L’angoisse
Par Audrey Thauvette, psychoéducatrice
À chacun son mammouth
Depuis la préhistoire, l’anxiété contribue à la survie de l’être humain. Autrefois, elle permettait aux hommes des cavernes de réagir face à un danger imminent, tel que le mammouth. De nos jours, les agents stressants divergent. Or, le cerveau ne fait pas la différence entre le stress absolu, soit un danger réel pouvant menacer la survie (incendie, catastrophe naturelle), et le stress relatif qui ne menace pas l’individu. Dans les deux cas, il produit des hormones de stress. Plus une situation ou l’interprétation que l’individu en fait remplit les critères du CINÉ (caractéristiques d’une situation stressante), plus elle sera perçue comme stressante et plus notre corps produira des hormones de stress.
Les caractéristiques d’une situation stressante
L’acronyme CINÉ identifie les quatre facteurs d’une situation stressante :
C : Faible contrôle : L’individu a l’impression d’avoir peu ou pas de contrôle sur la situation
I : Imprévisibilité : Une situation inattendue survient ou encore, l’individu ne parvient pas à anticiper ce qui s’en vient
N : Nouveauté : Une situation nouvelle à laquelle l’individu n’a jamais fait face survient
É : Égo menacé : L’égo et les compétences de l’individu sont menacés
Qu’est-ce que l’anxiété?
L’anxiété est le signal d’alarme développé pour mettre le corps en état d’alerte face à une menace. La loi de Yorkes-Dodson établit le lien entre l’anxiété et la performance.
À un certain degré, l’anxiété est utile et nécessaire puisqu’elle augmente le degré de vigilance, favorise la mobilisation et la motivation et améliore la performance. Toutefois, lorsqu’elle est excessive, l’anxiété peut générer des difficultés d’adaptation et mener à un dysfonctionnement dans certaines sphères de la vie. En effet, lorsque la production hormonale devient chronique, les zones du cerveau liées à l’apprentissage et à la mémoire sont davantage ciblées par les hormones. Ce qui diminue la capacité du cerveau à discriminer les éléments menaçants de ceux qui ne le sont pas. En ce sens, tout est perçu comme une menace et l’individu est constamment en état d’alerte.
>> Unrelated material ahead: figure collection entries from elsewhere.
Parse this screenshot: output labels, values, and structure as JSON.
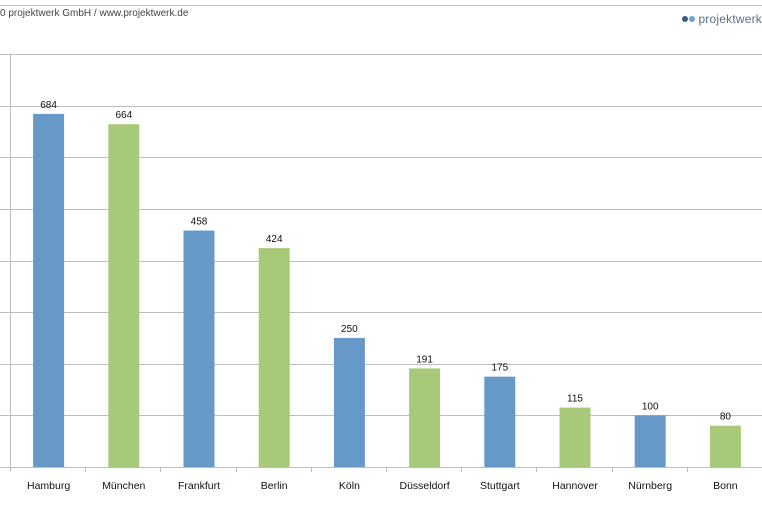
{
  "header": {
    "copyright": "0 projektwerk GmbH / www.projektwerk.de",
    "logo_text": "projektwerk",
    "logo_icon": "two-circles-icon"
  },
  "colors": {
    "blue": "#6699c8",
    "green": "#a9c97a",
    "gridline": "#bdbdbd",
    "logo_dot_dark": "#3d5a80",
    "logo_dot_light": "#6fa3d8"
  },
  "chart_data": {
    "type": "bar",
    "title": "",
    "xlabel": "",
    "ylabel": "",
    "categories": [
      "Hamburg",
      "München",
      "Frankfurt",
      "Berlin",
      "Köln",
      "Düsseldorf",
      "Stuttgart",
      "Hannover",
      "Nürnberg",
      "Bonn"
    ],
    "values": [
      684,
      664,
      458,
      424,
      250,
      191,
      175,
      115,
      100,
      80
    ],
    "bar_colors": [
      "blue",
      "green",
      "blue",
      "green",
      "blue",
      "green",
      "blue",
      "green",
      "blue",
      "green"
    ],
    "ylim": [
      0,
      800
    ],
    "ytick_step": 100,
    "grid": true,
    "legend": "none",
    "data_labels": true
  }
}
Au Québec, environ 10 % des enfants sont atteints d’un trouble anxieux et parmi eux, plusieurs sont sujets à l’anxiété de performance. On estime qu’entre 25 % et 40 % des étudiants souffrent d’anxiété de performance, particulièrement ceux aux prises avec un trouble d’apprentissage ou ceux faisant partie d’un groupe enrichi.
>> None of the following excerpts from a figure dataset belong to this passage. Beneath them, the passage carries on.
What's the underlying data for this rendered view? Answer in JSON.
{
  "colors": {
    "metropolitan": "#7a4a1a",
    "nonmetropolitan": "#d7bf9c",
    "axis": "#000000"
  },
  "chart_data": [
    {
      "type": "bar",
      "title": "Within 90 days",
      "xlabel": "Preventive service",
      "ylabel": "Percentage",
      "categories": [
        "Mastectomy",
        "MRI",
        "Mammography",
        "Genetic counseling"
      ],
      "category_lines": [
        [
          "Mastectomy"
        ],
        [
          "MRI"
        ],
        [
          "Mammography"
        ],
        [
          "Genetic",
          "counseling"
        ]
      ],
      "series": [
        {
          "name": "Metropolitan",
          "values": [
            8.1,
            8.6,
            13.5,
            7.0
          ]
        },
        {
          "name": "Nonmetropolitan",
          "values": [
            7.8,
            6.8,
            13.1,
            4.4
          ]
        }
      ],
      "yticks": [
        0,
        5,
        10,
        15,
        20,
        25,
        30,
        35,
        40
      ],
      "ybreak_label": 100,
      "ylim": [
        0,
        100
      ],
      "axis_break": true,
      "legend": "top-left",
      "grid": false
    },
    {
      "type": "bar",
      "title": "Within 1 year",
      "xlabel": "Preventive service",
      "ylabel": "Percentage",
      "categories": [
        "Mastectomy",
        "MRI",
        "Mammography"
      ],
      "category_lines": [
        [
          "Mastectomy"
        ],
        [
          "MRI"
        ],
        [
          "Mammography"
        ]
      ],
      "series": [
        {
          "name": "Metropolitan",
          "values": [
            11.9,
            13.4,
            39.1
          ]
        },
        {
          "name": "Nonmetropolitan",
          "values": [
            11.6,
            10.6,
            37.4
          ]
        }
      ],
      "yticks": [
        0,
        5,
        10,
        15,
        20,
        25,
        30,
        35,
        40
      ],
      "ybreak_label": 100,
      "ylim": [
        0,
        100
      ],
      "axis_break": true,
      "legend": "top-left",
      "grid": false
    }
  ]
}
Qu’est-ce que l’anxiété de performance?
L’anxiété de performance qui se développe en général vers l’âge de 7 ou 8 ans est la peur de ne pas répondre aux attentes en situation d’évaluation ou de performance. Dre Sonia Lupien, spécialiste en neuroscience et fondatrice et directrice du Centre d’études sur le stress humain de l’Institut universitaire en santé mentale de Montréal, précise qu’il s’agit d’un problème d’estimation du cerveau : l’enfant surestime le danger et sous-estime ses capacités à faire face à ce danger. En effet, l’enfant anxieux a tendance à attribuer ses échecs à son manque de compétence et au fait qu’il n’est pas digne de valeur. À ses yeux, il est aimé et estimé pour ce qu’il accomplit. Par conséquent, il accomplit beaucoup. Cela génère des distorsions cognitives, soit des pensées erronées, qui alimentent les émotions et les cognitions négatives et diminuent la performance de l’individu.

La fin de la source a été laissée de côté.